Dalam hal tahap-tahap pembelajaran, pendekatan konstruktivisme lebih menekankan pada pembelajaran top-down processing, yaitu siswa belajar dimulai dari masalah yang kompleks untuk dipecahkan (dengan bantuan guru), kemudian menghasilkan atau menemukan keterampilan-keterampilan dasar yang dibutuhkan (Slavin.1997). Misalnya, ketika siswa diminta untuk menulis kalimat-kalimat, kemudian dia akan belajar untuk membaca, belajar tentang tata bahasa kalimat-kalimat tersebut, dan kemudian bagaimana menulis titik dan komanya.
Bagi aliran konstruktivisme, guru tidak lagi menduduki tempat sebagai pemberi ilmu. Tidak lagi sebagai satu-satunya sumber belajar. Namun guru lebih diposisikan sebagai fasilitator yang memfasilitasi siswa untuk dapat belajar dan mengkonstruksi pengetahuannya sendiri (Hudojo, 1998:5-6). Aliran ini lebih menekankan bagaimana siswa belajar bukan bagaimana guru mengajar.
Sebagai fasilitator guru bertanggung jawab terhadap kegiatan pembelajaran di kelas. Diantara tanggung jawab guru dalam pembelajaran adalah menstimulasi dan memotivasi siswa. Mendiagnosis dan mengatasi kesulitan siswa serta menyediakan pengalaman untuk menumbuhkan pemahaman siswa (Suherman dkk, 2001:76). Oleh karena itu, guru harus menyediakan dan memberikan kesempatan sebanyak mungkin kepada siswa untuk belajar secara aktif. Sedemikian rupa sehingga para siswa dapat menciptakan, membangun, mendiskusikan, membandingkan, bekerja sama, dan melakukan eksperimentasi dalam kegiatan belajarnya (Setyosari, 1997: 53). Berdasarkan konstruktivisme, akibatnya orientasi pembelajaran bergeser dari berpusat pada guru mengajar ke pembelajaran berpusat pada siswa (student centered instruction).

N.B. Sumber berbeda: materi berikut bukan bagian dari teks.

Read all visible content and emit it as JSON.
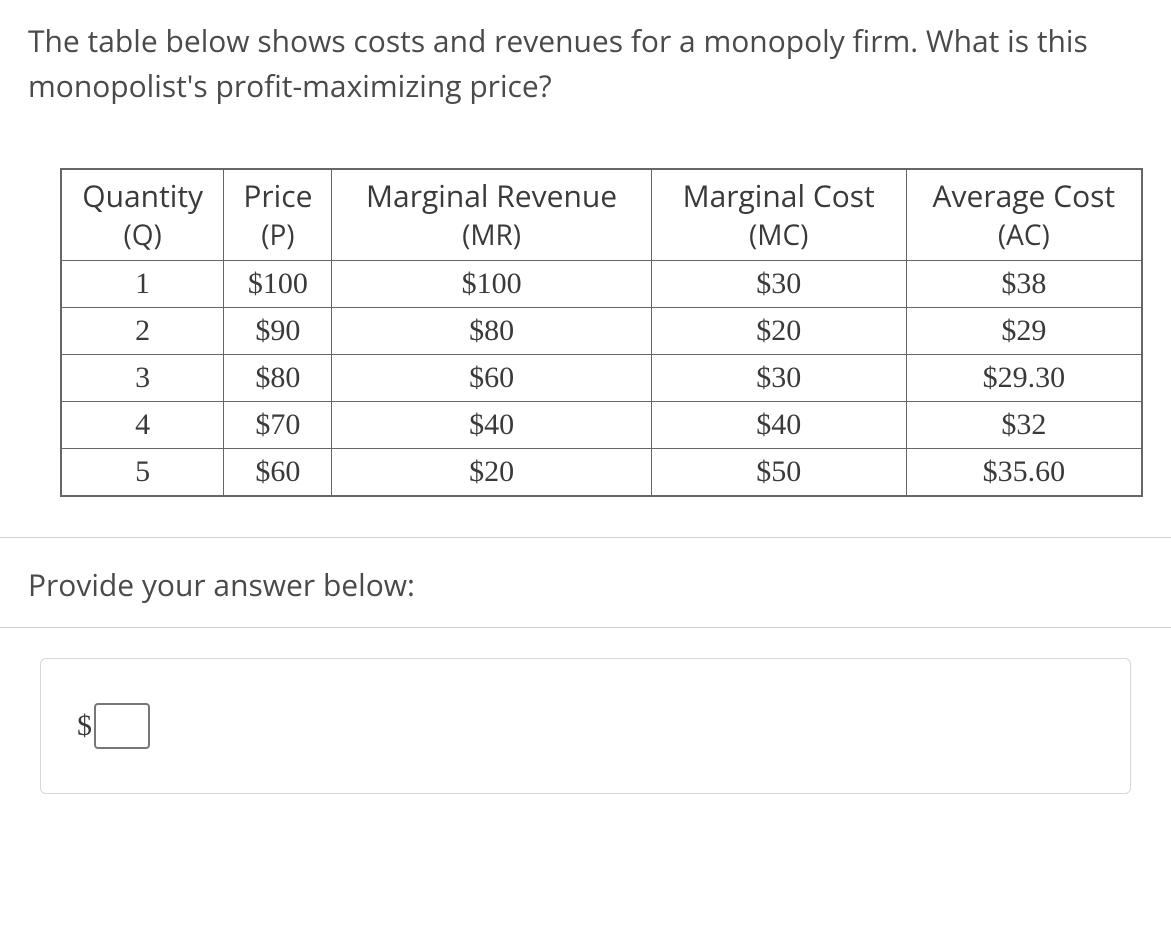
{
  "question": "The table below shows costs and revenues for a monopoly firm. What is this monopolist's profit-maximizing price?",
  "table": {
    "headers": [
      {
        "title": "Quantity",
        "abbr": "(Q)"
      },
      {
        "title": "Price",
        "abbr": "(P)"
      },
      {
        "title": "Marginal Revenue",
        "abbr": "(MR)"
      },
      {
        "title": "Marginal Cost",
        "abbr": "(MC)"
      },
      {
        "title": "Average Cost",
        "abbr": "(AC)"
      }
    ],
    "rows": [
      {
        "q": "1",
        "p": "$100",
        "mr": "$100",
        "mc": "$30",
        "ac": "$38"
      },
      {
        "q": "2",
        "p": "$90",
        "mr": "$80",
        "mc": "$20",
        "ac": "$29"
      },
      {
        "q": "3",
        "p": "$80",
        "mr": "$60",
        "mc": "$30",
        "ac": "$29.30"
      },
      {
        "q": "4",
        "p": "$70",
        "mr": "$40",
        "mc": "$40",
        "ac": "$32"
      },
      {
        "q": "5",
        "p": "$60",
        "mr": "$20",
        "mc": "$50",
        "ac": "$35.60"
      }
    ]
  },
  "prompt_label": "Provide your answer below:",
  "currency_symbol": "$",
  "answer_value": ""
}
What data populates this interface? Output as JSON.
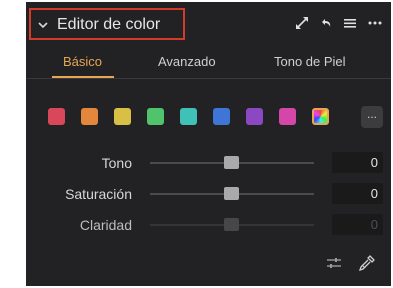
{
  "header": {
    "title": "Editor de color",
    "collapse_icon": "chevron-down-icon",
    "icons": [
      "expand-arrows-icon",
      "undo-icon",
      "menu-icon",
      "more-icon"
    ]
  },
  "tabs": [
    {
      "label": "Básico",
      "active": true
    },
    {
      "label": "Avanzado",
      "active": false
    },
    {
      "label": "Tono de Piel",
      "active": false
    }
  ],
  "swatches": {
    "colors": [
      "#d9485a",
      "#e2873c",
      "#d8c044",
      "#4fc46a",
      "#3fc1b8",
      "#3f75d6",
      "#8b48c2",
      "#d447a8"
    ],
    "all_colors_selected": true,
    "more_label": "..."
  },
  "controls": [
    {
      "label": "Tono",
      "value": "0",
      "enabled": true
    },
    {
      "label": "Saturación",
      "value": "0",
      "enabled": true
    },
    {
      "label": "Claridad",
      "value": "0",
      "enabled": false
    }
  ],
  "footer": {
    "icons": [
      "sliders-icon",
      "eyedropper-icon"
    ]
  },
  "colors": {
    "panel_bg": "#222224",
    "accent": "#e8a552",
    "highlight_border": "#d23a2a"
  }
}
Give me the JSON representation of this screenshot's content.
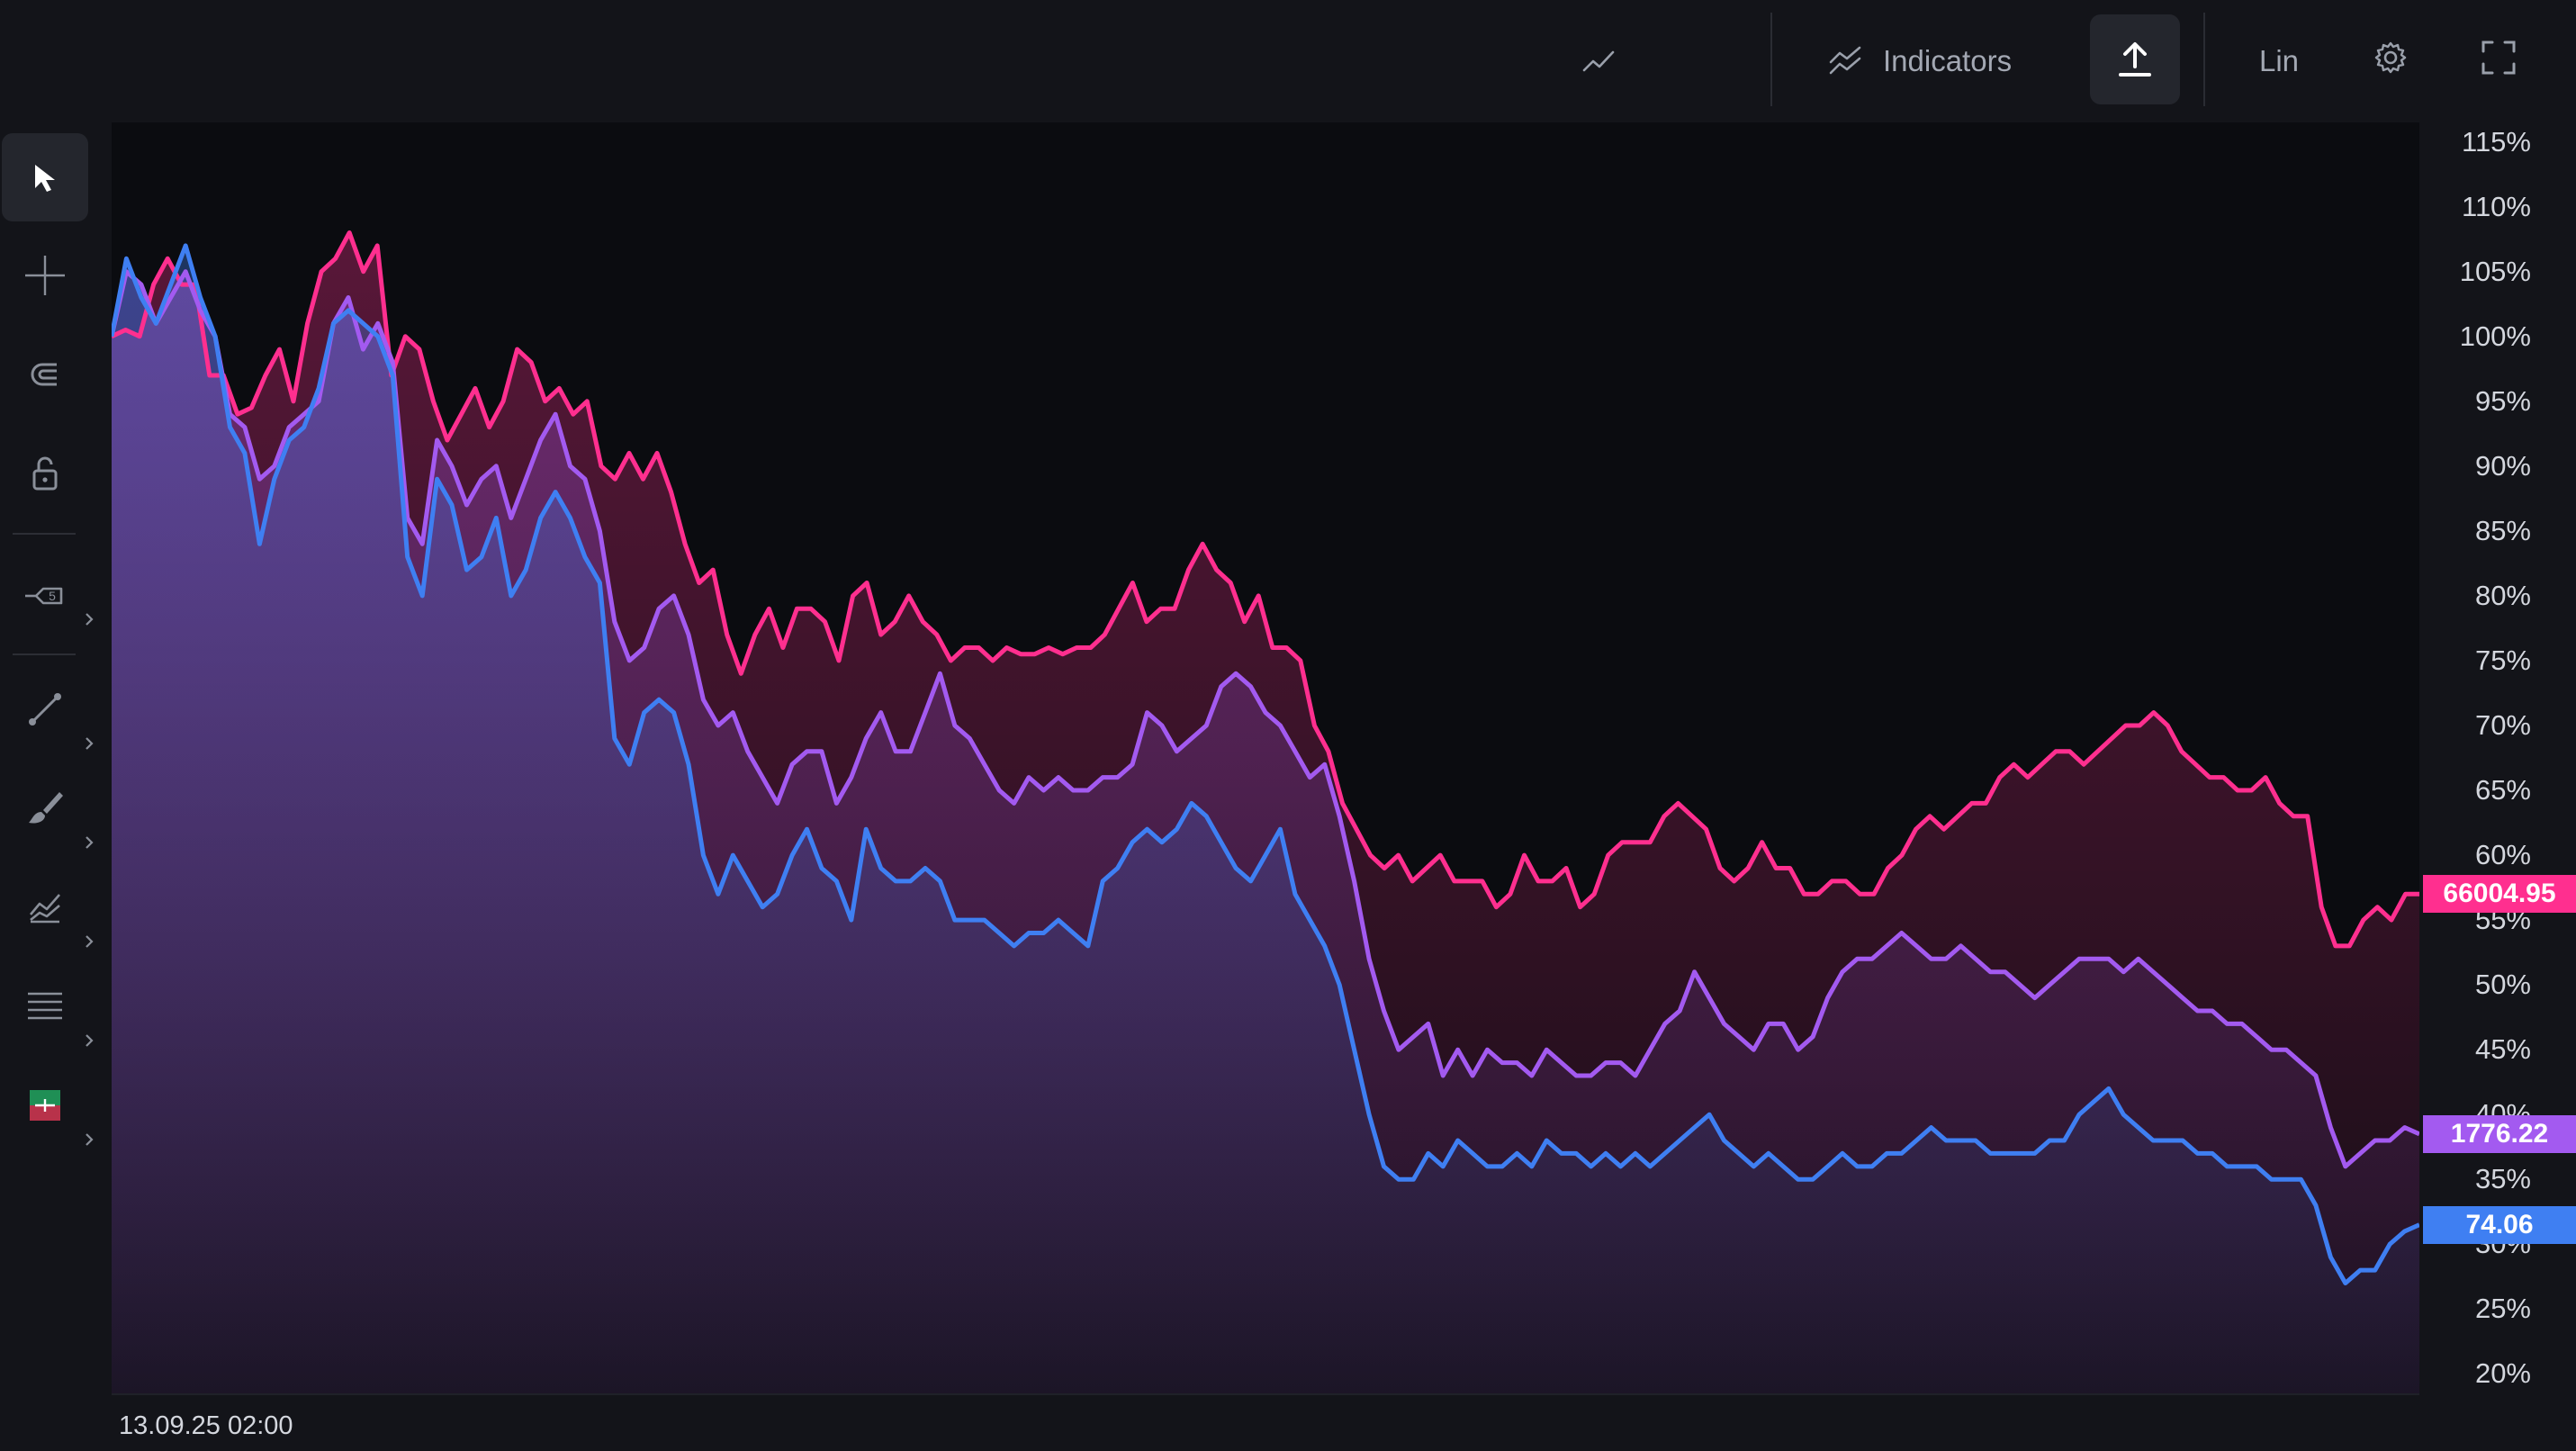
{
  "toolbar": {
    "chart_type_icon": "line-chart-icon",
    "indicators_label": "Indicators",
    "indicators_icon": "indicators-icon",
    "upload_icon": "upload-icon",
    "scale_label": "Lin",
    "settings_icon": "gear-icon",
    "fullscreen_icon": "fullscreen-icon"
  },
  "left_tools": [
    {
      "name": "cursor-tool",
      "icon": "cursor-icon",
      "active": true
    },
    {
      "name": "crosshair-tool",
      "icon": "crosshair-icon"
    },
    {
      "name": "magnet-tool",
      "icon": "magnet-icon"
    },
    {
      "name": "lock-tool",
      "icon": "lock-icon"
    },
    {
      "name": "measure-tool",
      "icon": "measure-icon"
    },
    {
      "name": "trend-line-tool",
      "icon": "trend-line-icon"
    },
    {
      "name": "brush-tool",
      "icon": "brush-icon"
    },
    {
      "name": "pattern-tool",
      "icon": "pattern-icon"
    },
    {
      "name": "fib-tool",
      "icon": "lines-icon"
    },
    {
      "name": "position-tool",
      "icon": "long-position-icon"
    }
  ],
  "colors": {
    "background": "#0b0c10",
    "series_pink": "#ff2f8f",
    "series_purple": "#a35af0",
    "series_blue": "#3f7ff2"
  },
  "chart_data": {
    "type": "area",
    "x_start_label": "13.09.25 02:00",
    "y_scale": "percent",
    "ylim": [
      18.5,
      116.5
    ],
    "y_ticks": [
      "115%",
      "110%",
      "105%",
      "100%",
      "95%",
      "90%",
      "85%",
      "80%",
      "75%",
      "70%",
      "65%",
      "60%",
      "55%",
      "50%",
      "45%",
      "40%",
      "35%",
      "30%",
      "25%",
      "20%"
    ],
    "series": [
      {
        "color": "#ff2f8f",
        "last_value_label": "66004.95",
        "last_percent": 57.0,
        "values": [
          100,
          100.5,
          100,
          104,
          106,
          104,
          104,
          97,
          97,
          94,
          94.5,
          97,
          99,
          95,
          101,
          105,
          106,
          108,
          105,
          107,
          97,
          100,
          99,
          95,
          92,
          94,
          96,
          93,
          95,
          99,
          98,
          95,
          96,
          94,
          95,
          90,
          89,
          91,
          89,
          91,
          88,
          84,
          81,
          82,
          77,
          74,
          77,
          79,
          76,
          79,
          79,
          78,
          75,
          80,
          81,
          77,
          78,
          80,
          78,
          77,
          75,
          76,
          76,
          75,
          76,
          75.5,
          75.5,
          76,
          75.5,
          76,
          76,
          77,
          79,
          81,
          78,
          79,
          79,
          82,
          84,
          82,
          81,
          78,
          80,
          76,
          76,
          75,
          70,
          68,
          64,
          62,
          60,
          59,
          60,
          58,
          59,
          60,
          58,
          58,
          58,
          56,
          57,
          60,
          58,
          58,
          59,
          56,
          57,
          60,
          61,
          61,
          61,
          63,
          64,
          63,
          62,
          59,
          58,
          59,
          61,
          59,
          59,
          57,
          57,
          58,
          58,
          57,
          57,
          59,
          60,
          62,
          63,
          62,
          63,
          64,
          64,
          66,
          67,
          66,
          67,
          68,
          68,
          67,
          68,
          69,
          70,
          70,
          71,
          70,
          68,
          67,
          66,
          66,
          65,
          65,
          66,
          64,
          63,
          63,
          56,
          53,
          53,
          55,
          56,
          55,
          57,
          57
        ]
      },
      {
        "color": "#a35af0",
        "last_value_label": "1776.22",
        "last_percent": 38.5,
        "values": [
          100,
          105,
          104,
          101,
          103,
          105,
          102,
          100,
          94,
          93,
          89,
          90,
          93,
          94,
          95,
          101,
          103,
          99,
          101,
          98,
          86,
          84,
          92,
          90,
          87,
          89,
          90,
          86,
          89,
          92,
          94,
          90,
          89,
          85,
          78,
          75,
          76,
          79,
          80,
          77,
          72,
          70,
          71,
          68,
          66,
          64,
          67,
          68,
          68,
          64,
          66,
          69,
          71,
          68,
          68,
          71,
          74,
          70,
          69,
          67,
          65,
          64,
          66,
          65,
          66,
          65,
          65,
          66,
          66,
          67,
          71,
          70,
          68,
          69,
          70,
          73,
          74,
          73,
          71,
          70,
          68,
          66,
          67,
          63,
          58,
          52,
          48,
          45,
          46,
          47,
          43,
          45,
          43,
          45,
          44,
          44,
          43,
          45,
          44,
          43,
          43,
          44,
          44,
          43,
          45,
          47,
          48,
          51,
          49,
          47,
          46,
          45,
          47,
          47,
          45,
          46,
          49,
          51,
          52,
          52,
          53,
          54,
          53,
          52,
          52,
          53,
          52,
          51,
          51,
          50,
          49,
          50,
          51,
          52,
          52,
          52,
          51,
          52,
          51,
          50,
          49,
          48,
          48,
          47,
          47,
          46,
          45,
          45,
          44,
          43,
          39,
          36,
          37,
          38,
          38,
          39,
          38.5
        ]
      },
      {
        "color": "#3f7ff2",
        "last_value_label": "74.06",
        "last_percent": 31.5,
        "values": [
          100,
          106,
          103,
          101,
          104,
          107,
          103,
          100,
          93,
          91,
          84,
          89,
          92,
          93,
          96,
          101,
          102,
          101,
          100,
          97,
          83,
          80,
          89,
          87,
          82,
          83,
          86,
          80,
          82,
          86,
          88,
          86,
          83,
          81,
          69,
          67,
          71,
          72,
          71,
          67,
          60,
          57,
          60,
          58,
          56,
          57,
          60,
          62,
          59,
          58,
          55,
          62,
          59,
          58,
          58,
          59,
          58,
          55,
          55,
          55,
          54,
          53,
          54,
          54,
          55,
          54,
          53,
          58,
          59,
          61,
          62,
          61,
          62,
          64,
          63,
          61,
          59,
          58,
          60,
          62,
          57,
          55,
          53,
          50,
          45,
          40,
          36,
          35,
          35,
          37,
          36,
          38,
          37,
          36,
          36,
          37,
          36,
          38,
          37,
          37,
          36,
          37,
          36,
          37,
          36,
          37,
          38,
          39,
          40,
          38,
          37,
          36,
          37,
          36,
          35,
          35,
          36,
          37,
          36,
          36,
          37,
          37,
          38,
          39,
          38,
          38,
          38,
          37,
          37,
          37,
          37,
          38,
          38,
          40,
          41,
          42,
          40,
          39,
          38,
          38,
          38,
          37,
          37,
          36,
          36,
          36,
          35,
          35,
          35,
          33,
          29,
          27,
          28,
          28,
          30,
          31,
          31.5
        ]
      }
    ]
  }
}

B.     Prinsip-Prinsip Konstruktivisme
Secara garis besar, prinsip-prinsip konstruktivisme yang diterapkan dalam proses belajar mengajar adalah sebagai berikut:
1.      Pengetahuan dibangun oleh siswa sendiri.
2.      Pengetahuan tidak dapat dipindahkan dari guru ke murid, kecuali hanya dengan keaktifan murid sendiri untuk menalar.
3.      Murid aktif megkonstruksi secara terus menerus, sehingga selalu terjadi perubahan konsep ilmiah.
4.      Guru sekedar membantu menyediakan saran dan situasi agar proses kontruksi berjalan lancar.
5.      Struktur pembelajaran seputar konsep diutamakan pada pentingnya sebuah pertanyaan.
6.      Mencari dan menilai pendapat siswa.
7.      Menyesuaikan bahan pengajaran untuk menanggapi anggapan siswa.
Dari semua itu hanya ada satu prinsip yang paling penting adalah guru tidak boleh hanya semata-mata memberikan pengetahuan kepada siswa. Siswa harus membangun pengetahuan didalam benaknya sendiri. Seorang guru dapat membantu proses ini dengan cara-cara mengajar yang membuat informasi menjadi sangat bermakna dan sangat relevan bagi siswa, dengan memberikan kesempatan kepada siswa untuk menemukan atau menerapkan sendiri ide-ide dengan mengajak siswa agar menyadari dan menggunakan strategi-strategi mereka sendiri untuk belajar.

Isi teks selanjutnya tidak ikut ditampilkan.